Redman Coonawarra Cabernet Merlot 2014
Eucalyptus aplenty! But underneath this is quite classic Coonawarra wine. It’s too firm by half but the power is clearly here, the tannin a drying wall that is slightly green and raw as is the acidity. This will live for 30yrs+ and hence the score, though it’s a tricky drink now. Best drinking: Maybe in a decade. 17/20, 90/100. 13.5%, $35. Would I buy it? No.
Redman The Redman Cabernet Shiraz Merlot 2006
The super premium Redman release and very much an old school red. Coonawarra Cabernet Sauvignon, Shiraz + Merlot that spends two years in French oak and kept back for a solid decade. I looked at this over the space of a few days and it wasn’t until the second or third day that I started liking it. Brick dust aged Cabernet aplenty and the fruit at first looks gone. But the longer you look, the more the power and initially presents as more progressed than it really is. Just a fraction drying, but there’s this core of vaguely coffeed, caramel edged old red appeal to it. It tastes older than 2006 in many ways, but not unappealing either. Best drinking: It may get better, though I’m not sure if it will ever be balanced (too much tannin and the fruit is going). 14%, $70. 17/20, 90/100. Would I buy it? No.

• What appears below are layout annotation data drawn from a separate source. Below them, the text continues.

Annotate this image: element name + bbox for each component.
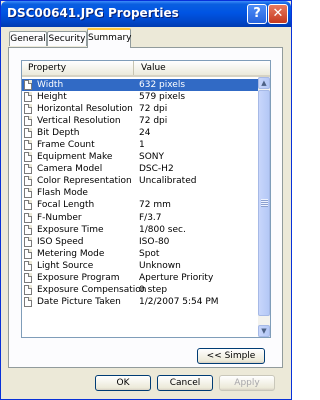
list-item[interactable]: Camera Model DSC-H2 [22, 163, 258, 175]
property-page-icon [24, 224, 32, 235]
list-item[interactable]: Horizontal Resolution 72 dpi [22, 103, 258, 115]
property-value: Aperture Priority [139, 272, 214, 283]
property-name: Focal Length [37, 200, 95, 211]
property-name: Horizontal Resolution [37, 104, 133, 115]
list-item[interactable]: Light Source Unknown [22, 260, 258, 272]
column-header-property[interactable]: Property [22, 61, 134, 75]
property-page-icon [24, 80, 32, 90]
property-value: 72 dpi [139, 104, 168, 115]
list-item[interactable]: F-Number F/3.7 [22, 212, 258, 224]
property-value: 1/2/2007 5:54 PM [139, 296, 219, 307]
property-page-icon [24, 212, 32, 223]
simple-button[interactable]: << Simple [197, 348, 265, 364]
list-item[interactable]: Width 632 pixels [22, 79, 258, 92]
property-page-icon [24, 92, 32, 103]
scroll-up-arrow-icon[interactable]: ▲ [258, 77, 270, 89]
property-name: ISO Speed [37, 236, 84, 247]
list-item[interactable]: Frame Count 1 [22, 139, 258, 151]
scroll-down-arrow-icon[interactable]: ▼ [258, 325, 270, 337]
list-item[interactable]: Exposure Time 1/800 sec. [22, 224, 258, 236]
property-page-icon [24, 260, 32, 271]
list-header: Property Value [22, 61, 270, 77]
property-page-icon [24, 200, 32, 211]
property-page-icon [24, 128, 32, 139]
list-item[interactable]: Date Picture Taken 1/2/2007 5:54 PM [22, 296, 258, 308]
property-name: Exposure Time [37, 224, 104, 235]
property-name: Metering Mode [37, 248, 105, 259]
window-title: DSC00641.JPG Properties [7, 6, 179, 20]
property-name: Height [37, 92, 67, 103]
column-header-value[interactable]: Value [135, 61, 258, 75]
property-page-icon [24, 116, 32, 127]
ok-button[interactable]: OK [95, 375, 151, 391]
list-item[interactable]: Height 579 pixels [22, 91, 258, 103]
property-page-icon [24, 164, 32, 175]
list-item[interactable]: ISO Speed ISO-80 [22, 236, 258, 248]
property-value: 579 pixels [139, 92, 186, 103]
property-name: Bit Depth [37, 128, 80, 139]
property-value: Spot [139, 248, 160, 259]
property-value: Unknown [139, 260, 181, 271]
list-item[interactable]: Exposure Program Aperture Priority [22, 272, 258, 284]
property-page-icon [24, 140, 32, 151]
tab-security[interactable]: Security [47, 31, 87, 46]
close-icon[interactable]: ✕ [268, 4, 288, 24]
property-page-icon [24, 284, 32, 295]
property-name: Color Representation [37, 176, 132, 187]
property-name: Date Picture Taken [37, 296, 121, 307]
help-icon[interactable]: ? [247, 4, 267, 24]
property-value: Uncalibrated [139, 176, 197, 187]
property-page-icon [24, 104, 32, 115]
property-page-icon [24, 236, 32, 247]
title-bar[interactable]: DSC00641.JPG Properties ? ✕ [1, 1, 291, 27]
property-name: Equipment Make [37, 152, 113, 163]
property-value: 1/800 sec. [139, 224, 186, 235]
property-name: Exposure Compensation [37, 284, 147, 295]
property-name: Vertical Resolution [37, 116, 121, 127]
property-value: 72 mm [139, 200, 171, 211]
tab-summary[interactable]: Summary [87, 28, 132, 48]
property-value: 72 dpi [139, 116, 168, 127]
list-item[interactable]: Focal Length 72 mm [22, 199, 258, 211]
list-item[interactable]: Equipment Make SONY [22, 151, 258, 163]
property-value: 24 [139, 128, 151, 139]
list-item[interactable]: Color Representation Uncalibrated [22, 175, 258, 187]
list-item[interactable]: Vertical Resolution 72 dpi [22, 115, 258, 127]
list-item[interactable]: Exposure Compensation 0 step [22, 284, 258, 296]
property-value: F/3.7 [139, 212, 162, 223]
properties-dialog: DSC00641.JPG Properties ? ✕ General Secu… [0, 0, 292, 400]
property-page-icon [24, 296, 32, 307]
scroll-thumb[interactable] [258, 90, 270, 316]
property-page-icon [24, 272, 32, 283]
property-name: F-Number [37, 212, 82, 223]
cancel-button[interactable]: Cancel [157, 375, 213, 391]
summary-panel: Property Value Width 632 pixels Height 579 … [8, 47, 283, 368]
property-name: Exposure Program [37, 272, 120, 283]
list-item[interactable]: Flash Mode [22, 187, 258, 199]
property-name: Flash Mode [37, 188, 88, 199]
list-rows: Width 632 pixels Height 579 pixels Horizonta… [22, 79, 258, 308]
property-page-icon [24, 248, 32, 259]
property-value: DSC-H2 [139, 164, 174, 175]
property-name: Frame Count [37, 140, 95, 151]
property-value: 632 pixels [139, 80, 186, 90]
property-page-icon [24, 188, 32, 199]
grip-icon [261, 199, 268, 207]
property-name: Camera Model [37, 164, 103, 175]
property-value: 1 [139, 140, 145, 151]
property-value: 0 step [139, 284, 168, 295]
list-item[interactable]: Bit Depth 24 [22, 127, 258, 139]
property-value: SONY [139, 152, 165, 163]
property-page-icon [24, 176, 32, 187]
property-name: Light Source [37, 260, 94, 271]
property-name: Width [37, 80, 64, 90]
property-page-icon [24, 152, 32, 163]
properties-list[interactable]: Property Value Width 632 pixels Height 579 … [21, 60, 271, 338]
list-item[interactable]: Metering Mode Spot [22, 248, 258, 260]
vertical-scrollbar[interactable]: ▲ ▼ [258, 77, 270, 337]
tab-general[interactable]: General [9, 31, 47, 46]
property-value: ISO-80 [139, 236, 170, 247]
apply-button[interactable]: Apply [219, 375, 275, 391]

Shaw Vineyard Estate Cabernet Shiraz 2015
Canberra is not known for it’s Cab blends but hey. A sweet fruited style with surprisingly cool climate Cab elements offset by a rather plump and slick palate. Slightly innocuous – you’d hardly call it Canberran – but polished and drinkable though. Best drinking: Up to ten years easy. 17/20, 90/100. 14.5%, $35. Would I buy it? It’s about $10 more expensive than the quality suggests.